Rat's Nest
Bloggage, rants, and occasional notes of despair

Final Alliance IV -- or not

I have a deep conflict over this.

To the right, we’re on the verge on missing the boat. As Suman Palit notes, the State Department is acting in a particularly harmful and clueless way with respect to India. Granting that Musharaf’s cooperation may have been useful, if not needed, for the short-term goal of smashing the Taliban, it ought not to have been bought at any price that included long-term guarantees of dismissing India. The elder Daley famously declared the purpose of the policeman is not to create disorder, but to preserve disorder. The striped-pants set at State seems to feel that the U.S. is the policeman of the world, with the same goal.

As I’ve written before, promising Musharaf, and even some of his cronies, a bolthole where they can enjoy their ill-gotten wealth and women is one thing. It is not a particularly admirable thing to do, but we might consider it preferable to the nuclear war that would very likely break out if this rat found himself cornered. It is another thing to promise him endless support against New Delhi. That promise will almost certainly be broken; a genuine assault by India would likely result in the sort of horrified clucking expected of the EU. It will also be yet another broken promise by the U.S.

Palit predicts

Within the next 3-4 years, there will be a new political axis to look out for. I call it the I3 - axis of Israel-Iran-India. Together the I3 - axis has the potential to dramatically alter the balance of power in the region. Along with powerhouse Russia, they could open up the "southern silk route" and help integrate the growing free-market economies of Central and West Asia with those of South and South-Eastern Asia.

It would be to the discredit of the U.S., and harmful to it in every way imaginable, were we to try and insinuate ourselves into this alliance and be told, "Sorry, but you are not trustworthy enough for us to chance associating ourselves with you".

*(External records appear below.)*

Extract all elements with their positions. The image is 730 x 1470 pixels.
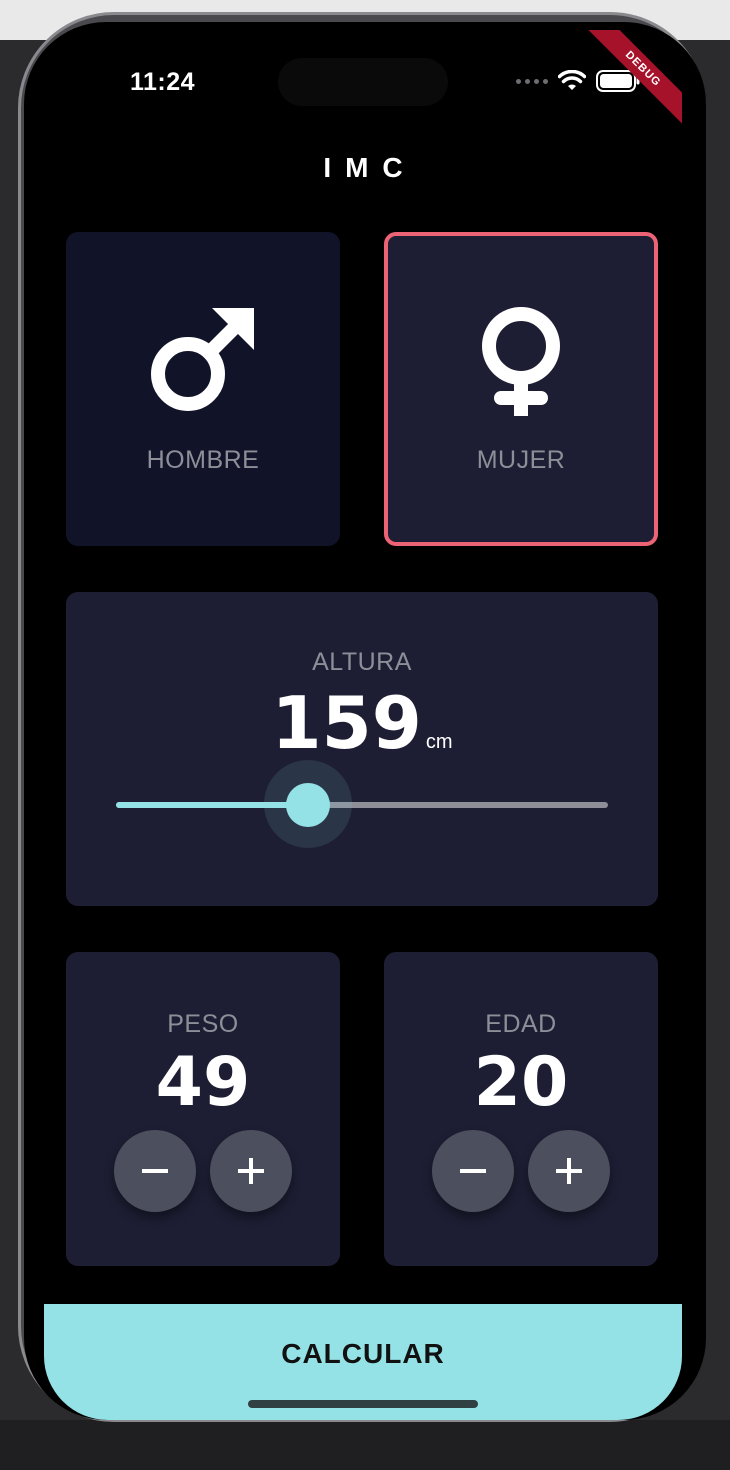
age-controls — [432, 1130, 610, 1212]
app-screen: 11:24 DEBUG IMC HOMBRE MUJER ALTURA 159 … — [44, 30, 682, 1420]
gender-label-male: HOMBRE — [146, 446, 260, 474]
desktop-background-bottom — [0, 1420, 730, 1470]
minus-icon — [460, 1169, 486, 1173]
home-indicator — [248, 1400, 478, 1408]
age-label: EDAD — [485, 1010, 557, 1038]
status-time: 11:24 — [130, 68, 196, 96]
height-readout: 159 cm — [272, 681, 453, 765]
wifi-icon — [558, 70, 586, 90]
male-symbol-icon — [151, 308, 254, 411]
age-card: EDAD 20 — [384, 952, 658, 1266]
weight-card: PESO 49 — [66, 952, 340, 1266]
gender-card-male[interactable]: HOMBRE — [66, 232, 340, 546]
age-value: 20 — [473, 1043, 569, 1122]
female-symbol-icon — [482, 307, 560, 416]
page-title: IMC — [323, 152, 417, 183]
weight-label: PESO — [167, 1010, 239, 1038]
height-card: ALTURA 159 cm — [66, 592, 658, 906]
age-decrement-button[interactable] — [432, 1130, 514, 1212]
height-slider[interactable] — [116, 760, 608, 848]
plus-icon — [556, 1158, 582, 1184]
gender-label-female: MUJER — [476, 446, 566, 474]
plus-icon — [238, 1158, 264, 1184]
minus-icon — [142, 1169, 168, 1173]
cellular-signal-icon — [516, 78, 548, 84]
height-value: 159 — [271, 681, 422, 765]
gender-card-female[interactable]: MUJER — [384, 232, 658, 546]
weight-controls — [114, 1130, 292, 1212]
weight-increment-button[interactable] — [210, 1130, 292, 1212]
status-icons — [516, 70, 640, 92]
slider-thumb[interactable] — [285, 783, 330, 827]
weight-value: 49 — [155, 1043, 251, 1122]
height-unit: cm — [425, 731, 453, 753]
dynamic-island — [278, 58, 448, 106]
weight-decrement-button[interactable] — [114, 1130, 196, 1212]
height-label: ALTURA — [312, 648, 412, 676]
age-increment-button[interactable] — [528, 1130, 610, 1212]
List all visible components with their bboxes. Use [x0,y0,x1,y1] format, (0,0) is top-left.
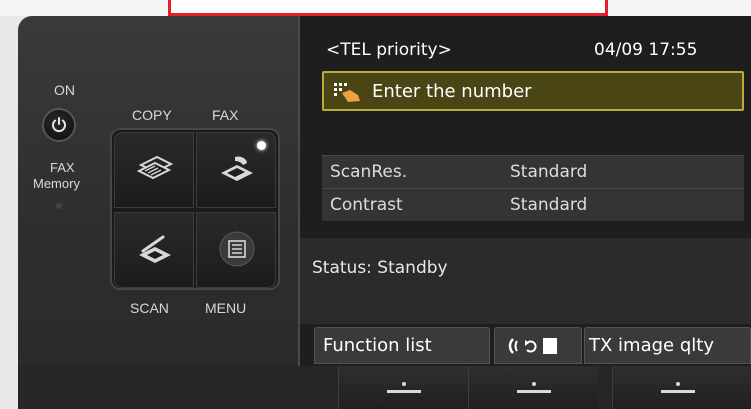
status-area: Status: Standby [300,238,751,324]
button-dot [532,382,536,386]
fax-button[interactable] [196,132,276,208]
copy-icon [136,155,174,180]
scan-label: SCAN [130,300,169,316]
copy-label: COPY [132,107,172,123]
lcd-screen: <TEL priority> 04/09 17:55 Enter the num… [298,16,751,366]
center-function-button[interactable] [468,366,598,409]
fax-indicator-light [257,141,266,150]
right-function-button[interactable] [612,366,751,409]
setting-row-contrast[interactable]: Contrast Standard [322,188,744,221]
entry-prompt: Enter the number [372,81,532,102]
scan-button[interactable] [114,212,194,288]
button-bar [661,390,695,393]
setting-value: Standard [510,162,588,182]
fax-memory-label: FAX [50,160,75,175]
date-time: 04/09 17:55 [594,40,698,60]
fax-number-entry[interactable]: Enter the number [322,71,744,111]
highlight-frame [168,0,608,16]
setting-row-scanres[interactable]: ScanRes. Standard [322,155,744,188]
scan-icon [139,235,171,263]
hook-softkey[interactable] [494,327,582,364]
setting-name: ScanRes. [330,162,408,182]
setting-value: Standard [510,195,588,215]
power-button[interactable] [42,108,76,142]
button-dot [676,382,680,386]
fax-key-label: FAX [212,107,239,123]
button-bar [387,390,421,393]
fax-icon [221,156,253,181]
function-list-softkey[interactable]: Function list [314,327,490,364]
on-label: ON [54,82,75,98]
menu-icon [219,231,255,267]
button-dot [402,382,406,386]
menu-button[interactable] [196,212,276,288]
tx-image-quality-softkey[interactable]: TX image qlty [584,327,751,364]
menu-label: MENU [205,300,247,316]
power-icon [52,117,66,133]
top-strip [0,0,751,16]
fax-memory-led [56,203,62,209]
setting-name: Contrast [330,195,403,215]
keypad-hand-icon [334,83,360,102]
mode-key-cluster [110,128,280,290]
screen-title: <TEL priority> [326,40,452,60]
softkey-label: Function list [323,335,432,356]
softkey-label: TX image qlty [589,335,714,356]
status-text: Status: Standby [312,258,448,278]
memory-label: Memory [33,176,80,191]
hook-toggle-icon [508,338,557,354]
button-bar [517,390,551,393]
left-function-button[interactable] [338,366,468,409]
copy-button[interactable] [114,132,194,208]
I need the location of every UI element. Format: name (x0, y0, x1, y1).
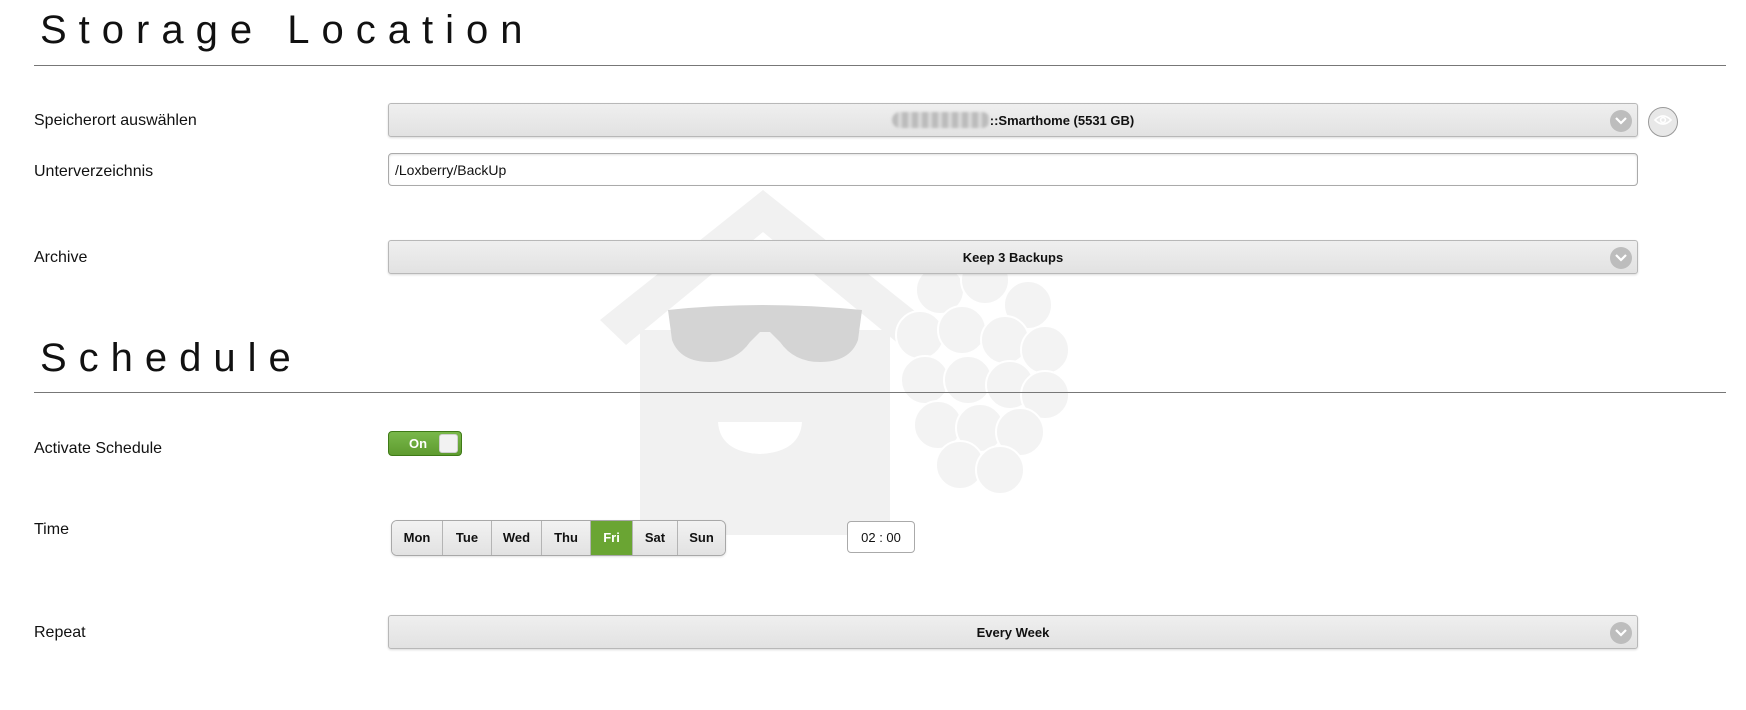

If we are to move on this, we must move now. We must formally bind ourselves, recognizing that, in consequence of our great military and economic strength, we may expect to have a dominant (but not dominating) role in any such agreement. Also, however, we must bind ourselves (and others) in such a way that recognizes that such dominance is not guaranteed to us by Heaven. As it is our role now to both be a leader and to make concessions because we can, we ought to request and require that such things are expected if another takes our place.

To the left, we have this article from Jim Henley. Adding Turkey to such an alliance would certainly mean our abandonment of the Kurds; the best that I can see happening in such circumstances is the creation of an autonomous but not fully independent Kurdistan coming about after a great deal of shifting of populations. Such a thing would be of questionable morality at best. If Turkey is not in the alliance, however, it means the abandonment of Turkey; we cannot and should not expect our allies to respond well to our saying, "Forget all your interests, and think only of relations between Washington and Ankara".

This balance of alliances and promises (which perhaps ought not to have been made; as they were made, however, they must be dealt with as a reality which can be changed but never forgotten) can be treated as Alexander is said to have treated the Gordian Knot in only one way. America must turn from the path of Empire (knowing that this rejection will not be emulated by every contender for the scepter). I fear that Americans do not have sufficient virtù now to have a republic; a hermit kingdom, à la Tokugawa Japan (but without the internal tyranny) is the best that we can do, whilst we wait for futur generations to re-learn virtùI.